Lee went in and shadowed a class at the middle school, where she said she convinced herself to at least give it a try. Almost two months into the school year, Lee, who is teaching seventh grade English, said things have been going well.

“I don’t think I realized how much I loved education until I was put into this role where I really had to care about other people’s education and not just my own,” Lee said.



Lee is one of 19 teachers in Northwest Colorado this fall who didn’t go to school for education but are using their degrees to step into the classroom at a time when there’s a teacher shortage locally and across the state. Since 2016, 50 teachers have completed the alternative teacher licensure program through the Northwest Board of Cooperative Educational Services.
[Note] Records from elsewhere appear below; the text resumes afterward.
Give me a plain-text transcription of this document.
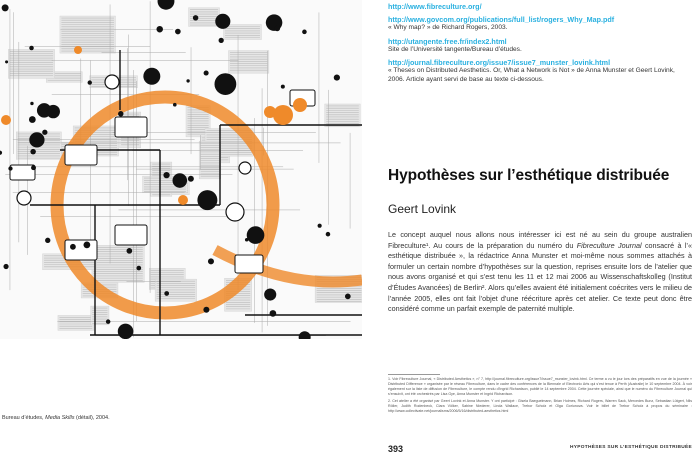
Bureau d’études, Media Skills (détail), 2004.
http://www.fibreculture.org/
http://www.govcom.org/publications/full_list/rogers_Why_Map.pdf
« Why map? » de Richard Rogers, 2003.
http://utangente.free.fr/index2.html
Site de l’Université tangente/Bureau d’études.
http://journal.fibreculture.org/issue7/issue7_munster_lovink.html
« Theses on Distributed Aesthetics. Or, What a Network is Not » de Anna Munster et Geert Lovink, 2006. Article ayant servi de base au texte ci-dessous.
Hypothèses sur l’esthétique distribuée
Geert Lovink
Le concept auquel nous allons nous intéresser ici est né au sein du groupe australien Fibreculture¹. Au cours de la préparation du numéro du Fibreculture Journal consacré à l’« esthétique distribuée », la rédactrice Anna Munster et moi-même nous sommes attachés à formuler un certain nombre d’hypothèses sur la question, reprises ensuite lors de l’atelier que nous avons organisé et qui s’est tenu les 11 et 12 mai 2006 au Wissenschaftskolleg (Institut d’Études Avancées) de Berlin². Alors qu’elles avaient été initialement coécrites vers le milieu de l’année 2005, elles ont fait l’objet d’une réécriture après cet atelier. Ce texte peut donc être considéré comme un parfait exemple de paternité multiple.

1. Voir Fibreculture Journal, « Distributed Aesthetics », n° 7, http://journal.fibreculture.org/issue7/issue7_munster_lovink.html. Ce terme a vu le jour lors des préparatifs en vue de la journée « Distributed Difference » organisée par le réseau Fibreculture, dans le cadre des conférences de la Biennale of Electronic Arts qui s’est tenue à Perth (Australie) le 10 septembre 2004. À voir également sur la liste de diffusion de Fibreculture, le compte rendu d’Ingrid Richardson, publié le 14 septembre 2004. Cette journée spéciale, ainsi que le numéro du Fibreculture Journal qui s’ensuivit, ont été orchestrés par Lisa Gye, Anna Munster et Ingrid Richardson.

2. Cet atelier a été organisé par Geert Lovink et Anna Munster. Y ont participé : Gisela Baeguelmann, Brian Holmes, Richard Rogers, Warren Sack, Mercedes Bunz, Sebastian Lütgert, Nils Röller, Judith Rodenbeck, Clara Völker, Sabine Niederer, Linda Wallace, Trebor Scholz et Olga Goriunova. Voir le billet de Trebor Scholz à propos du séminaire : http://www.collectivate.net/journalisms/2006/5/16/distributed-aesthetics.html

393	HYPOTHÈSES SUR L’ESTHÉTIQUE DISTRIBUÉE
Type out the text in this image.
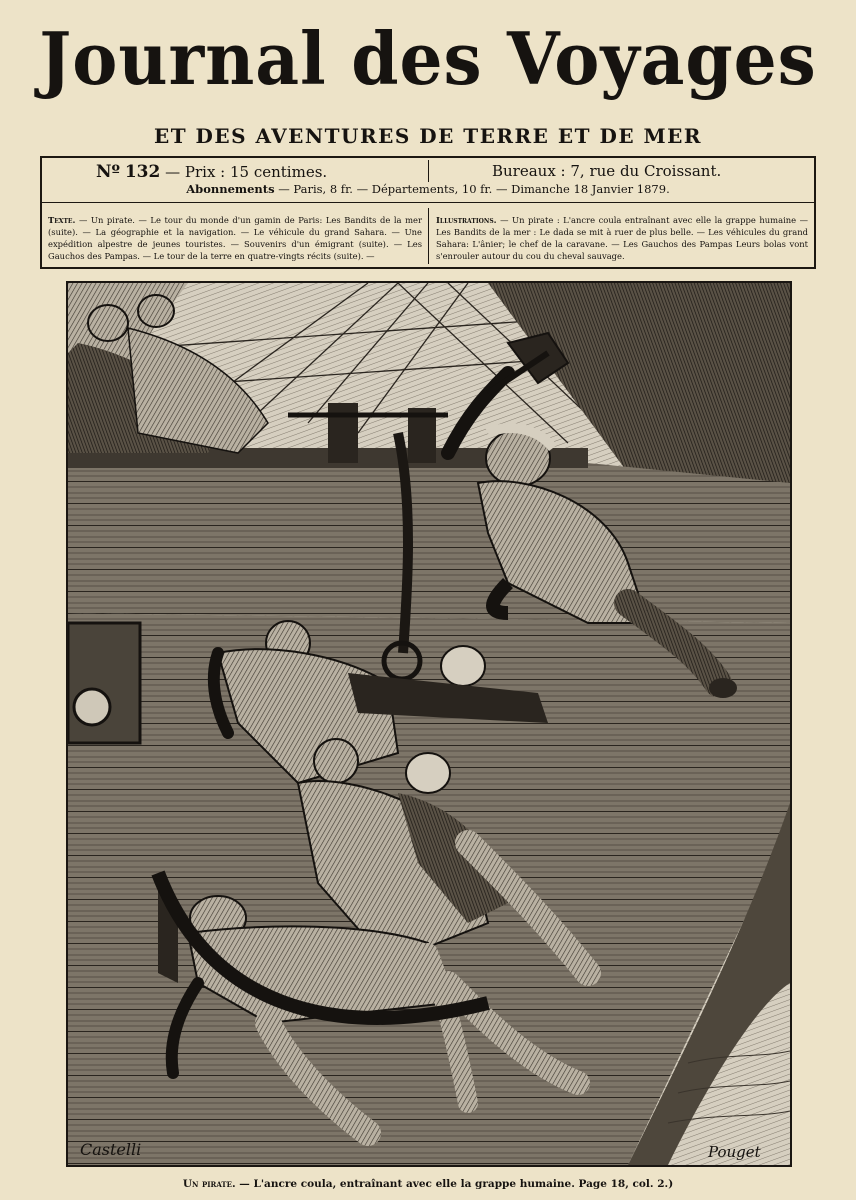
Journal des Voyages
ET DES AVENTURES DE TERRE ET DE MER
Nº 132 — Prix : 15 centimes.	Bureaux : 7, rue du Croissant.
Abonnements — Paris, 8 fr. — Départements, 10 fr. — Dimanche 18 Janvier 1879.
Texte. — Un pirate. — Le tour du monde d'un gamin de Paris: Les Bandits de la mer (suite). — La géographie et la navigation. — Le véhicule du grand Sahara. — Une expédition alpestre de jeunes touristes. — Souvenirs d'un émigrant (suite). — Les Gauchos des Pampas. — Le tour de la terre en quatre-vingts récits (suite). —
Illustrations. — Un pirate : L'ancre coula entraînant avec elle la grappe humaine — Les Bandits de la mer : Le dada se mit à ruer de plus belle. — Les véhicules du grand Sahara: L'ânier; le chef de la caravane. — Les Gauchos des Pampas Leurs bolas vont s'enrouler autour du cou du cheval sauvage.
Castelli	Pouget
Un pirate. — L'ancre coula, entraînant avec elle la grappe humaine. Page 18, col. 2.)
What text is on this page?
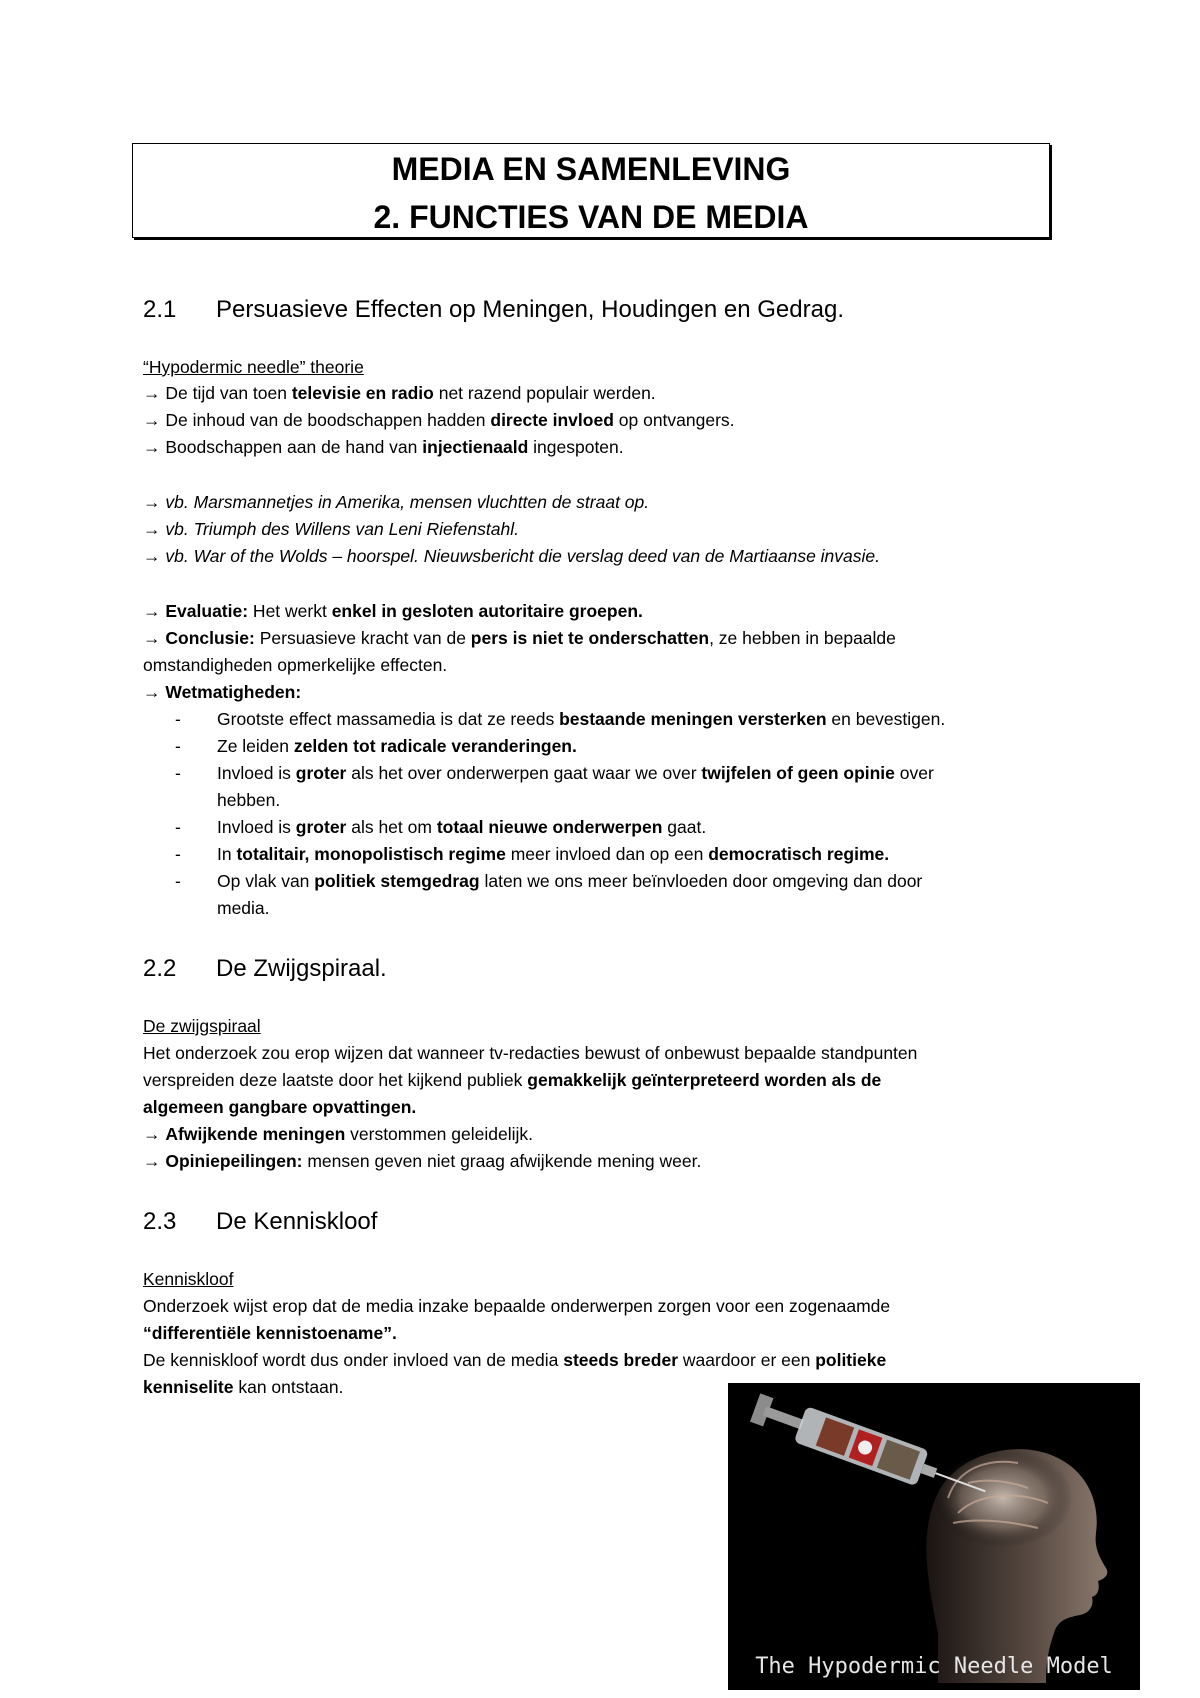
MEDIA EN SAMENLEVING
2. FUNCTIES VAN DE MEDIA
2.1 Persuasieve Effecten op Meningen, Houdingen en Gedrag.
“Hypodermic needle” theorie
→ De tijd van toen televisie en radio net razend populair werden.
→ De inhoud van de boodschappen hadden directe invloed op ontvangers.
→ Boodschappen aan de hand van injectienaald ingespoten.
→ vb. Marsmannetjes in Amerika, mensen vluchtten de straat op.
→ vb. Triumph des Willens van Leni Riefenstahl.
→ vb. War of the Wolds – hoorspel. Nieuwsbericht die verslag deed van de Martiaanse invasie.
→ Evaluatie: Het werkt enkel in gesloten autoritaire groepen.
→ Conclusie: Persuasieve kracht van de pers is niet te onderschatten, ze hebben in bepaalde
omstandigheden opmerkelijke effecten.
→ Wetmatigheden:
- Grootste effect massamedia is dat ze reeds bestaande meningen versterken en bevestigen.
- Ze leiden zelden tot radicale veranderingen.
- Invloed is groter als het over onderwerpen gaat waar we over twijfelen of geen opinie over
hebben.
- Invloed is groter als het om totaal nieuwe onderwerpen gaat.
- In totalitair, monopolistisch regime meer invloed dan op een democratisch regime.
- Op vlak van politiek stemgedrag laten we ons meer beïnvloeden door omgeving dan door
media.
2.2 De Zwijgspiraal.
De zwijgspiraal
Het onderzoek zou erop wijzen dat wanneer tv-redacties bewust of onbewust bepaalde standpunten
verspreiden deze laatste door het kijkend publiek gemakkelijk geïnterpreteerd worden als de
algemeen gangbare opvattingen.
→ Afwijkende meningen verstommen geleidelijk.
→ Opiniepeilingen: mensen geven niet graag afwijkende mening weer.
2.3 De Kenniskloof
Kenniskloof
Onderzoek wijst erop dat de media inzake bepaalde onderwerpen zorgen voor een zogenaamde
“differentiële kennistoename”.
De kenniskloof wordt dus onder invloed van de media steeds breder waardoor er een politieke
kenniselite kan ontstaan.
The Hypodermic Needle Model
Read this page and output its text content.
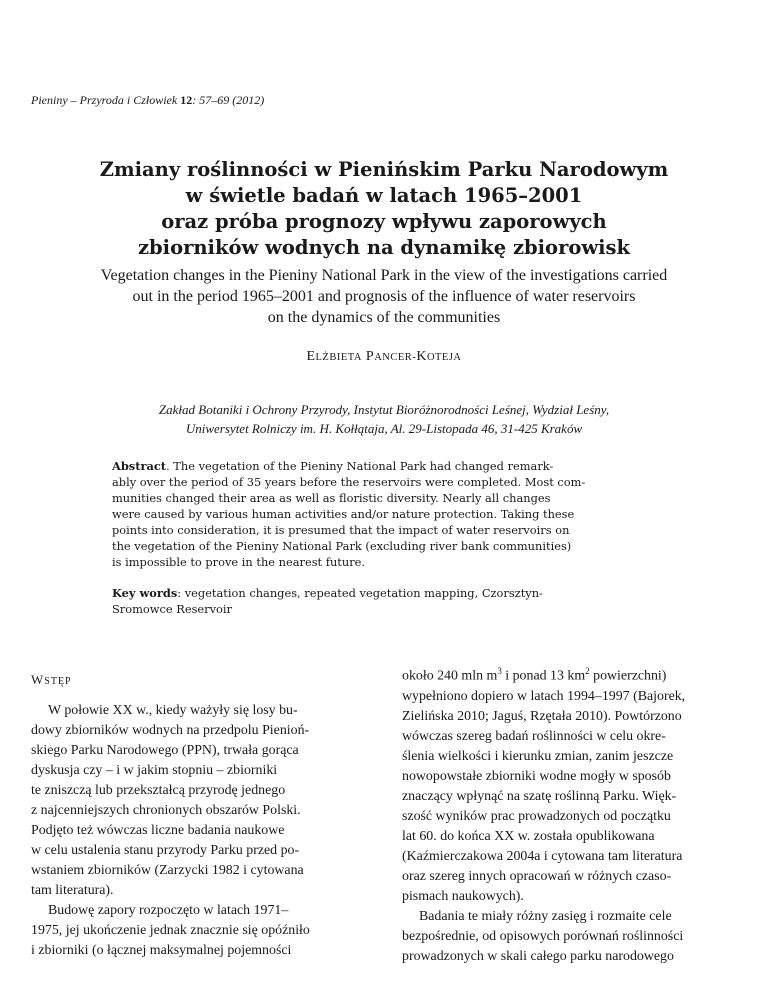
Pieniny – Przyroda i Człowiek 12: 57–69 (2012)
Zmiany roślinności w Pienińskim Parku Narodowym
w świetle badań w latach 1965–2001
oraz próba prognozy wpływu zaporowych
zbiorników wodnych na dynamikę zbiorowisk
Vegetation changes in the Pieniny National Park in the view of the investigations carried
out in the period 1965–2001 and prognosis of the influence of water reservoirs
on the dynamics of the communities
ELŻBIETA PANCER-KOTEJA
Zakład Botaniki i Ochrony Przyrody, Instytut Bioróżnorodności Leśnej, Wydział Leśny,
Uniwersytet Rolniczy im. H. Kołłątaja, Al. 29-Listopada 46, 31-425 Kraków
Abstract. The vegetation of the Pieniny National Park had changed remark-
ably over the period of 35 years before the reservoirs were completed. Most com-
munities changed their area as well as floristic diversity. Nearly all changes
were caused by various human activities and/or nature protection. Taking these
points into consideration, it is presumed that the impact of water reservoirs on
the vegetation of the Pieniny National Park (excluding river bank communities)
is impossible to prove in the nearest future.
Key words: vegetation changes, repeated vegetation mapping, Czorsztyn-
Sromowce Reservoir
WSTĘP
W połowie XX w., kiedy ważyły się losy bu-
dowy zbiorników wodnych na przedpolu Pienioń-
skiego Parku Narodowego (PPN), trwała gorąca
dyskusja czy – i w jakim stopniu – zbiorniki
te zniszczą lub przekształcą przyrodę jednego
z najcenniejszych chronionych obszarów Polski.
Podjęto też wówczas liczne badania naukowe
w celu ustalenia stanu przyrody Parku przed po-
wstaniem zbiorników (Zarzycki 1982 i cytowana
tam literatura).
Budowę zapory rozpoczęto w latach 1971–
1975, jej ukończenie jednak znacznie się opóźniło
i zbiorniki (o łącznej maksymalnej pojemności
około 240 mln $m^3$ i ponad 13 $km^2$ powierzchni)
wypełniono dopiero w latach 1994–1997 (Bajorek,
Zielińska 2010; Jaguś, Rzętała 2010). Powtórzono
wówczas szereg badań roślinności w celu okre-
ślenia wielkości i kierunku zmian, zanim jeszcze
nowopowstałe zbiorniki wodne mogły w sposób
znaczący wpłynąć na szatę roślinną Parku. Więk-
szość wyników prac prowadzonych od początku
lat 60. do końca XX w. została opublikowana
(Kaźmierczakowa 2004a i cytowana tam literatura
oraz szereg innych opracowań w różnych czaso-
pismach naukowych).
Badania te miały różny zasięg i rozmaite cele
bezpośrednie, od opisowych porównań roślinności
prowadzonych w skali całego parku narodowego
The Steamboat Springs School District has three teachers going through the program this year. Two more teach in the Hayden School District, with nine more in Moffat County. In all, the 19 is nearly double the number of teachers in the program last year.

“There is a critical teacher shortage across all of Colorado, but especially here in the rural Northwest,” said Maggie Bruski, who runs the program for Northwest BOCES. “It is designed to help districts feeling the effects of teacher shortage to hire individuals who have … a bachelor’s degree.”

Typically, a teacher would go to school for several years and go through student teaching before seeking out a job. But the alternative license program, overseen by the State Board of Education and the Colorado Department of Education, allows someone with a bachelor’s degree who can prove competence in a particular subject — exams or credit hours — to start teaching right away.

“If an individual has a bachelor’s degree in engineering, a science field, they might be qualified and could apply for a teaching position at a high school teaching science,” Bruski said.

For people who maybe have a degree but struggle to find a job that would utilize it, Bruski wants them to consider the program.

“This is an option that they could help out our local school districts by becoming a teacher,” Bruski said.

Assuming someone has a degree and has enough relevant credits or passes a proficiency exam, the next step is to apply for a teaching position. Once hired, they can officially join the program, which costs about $4,400 and takes the whole school year. In addition to their teaching duties, candidates take 225 hours of further training through the year.

“At the end of the school year, they will be eligible for their initial teacher license,” Bruski said. “They will be like any other teacher who went through a traditional teachers pathway.”

Hayden Superintendent Christy Sinner said the program has been a game changer for them, helping the district add several people over the past few years. They may need additional support early on, Sinner said, but before long, they are just as valuable as any other teacher.

“A majority of them have done things in education and worked with students in different avenues,” Sinner said. “You can get people that are in your community that want to become teachers and teach. That’s a great shoo-in right there.”

The hope is that if people are already in the community, they can fill a teacher position for more than just a year. Christie Stepan went to school for art, worked in some studios and in fine art publishing, but eventually wound up as a long-term substitute at Soda Creek Elementary School in 2017.

“I just loved it and then found out about the alternative license program from my principal,” said Stepan, an elementary art teacher at Soda Creek who completed the program and now has her license. “I felt pretty confident that I already knew how to teach art, so for me, it was kind of natural.”

Bruski and others said the program could be an alternative route to teaching for people who have considered it but already pursued another career path.

“I was 34 and felt like, ‘oh, it’s too late.’ … But it’s not too late,” Stepan said. “If you think you would be a great teacher, if you have something in you that wants to teach, it is possible.”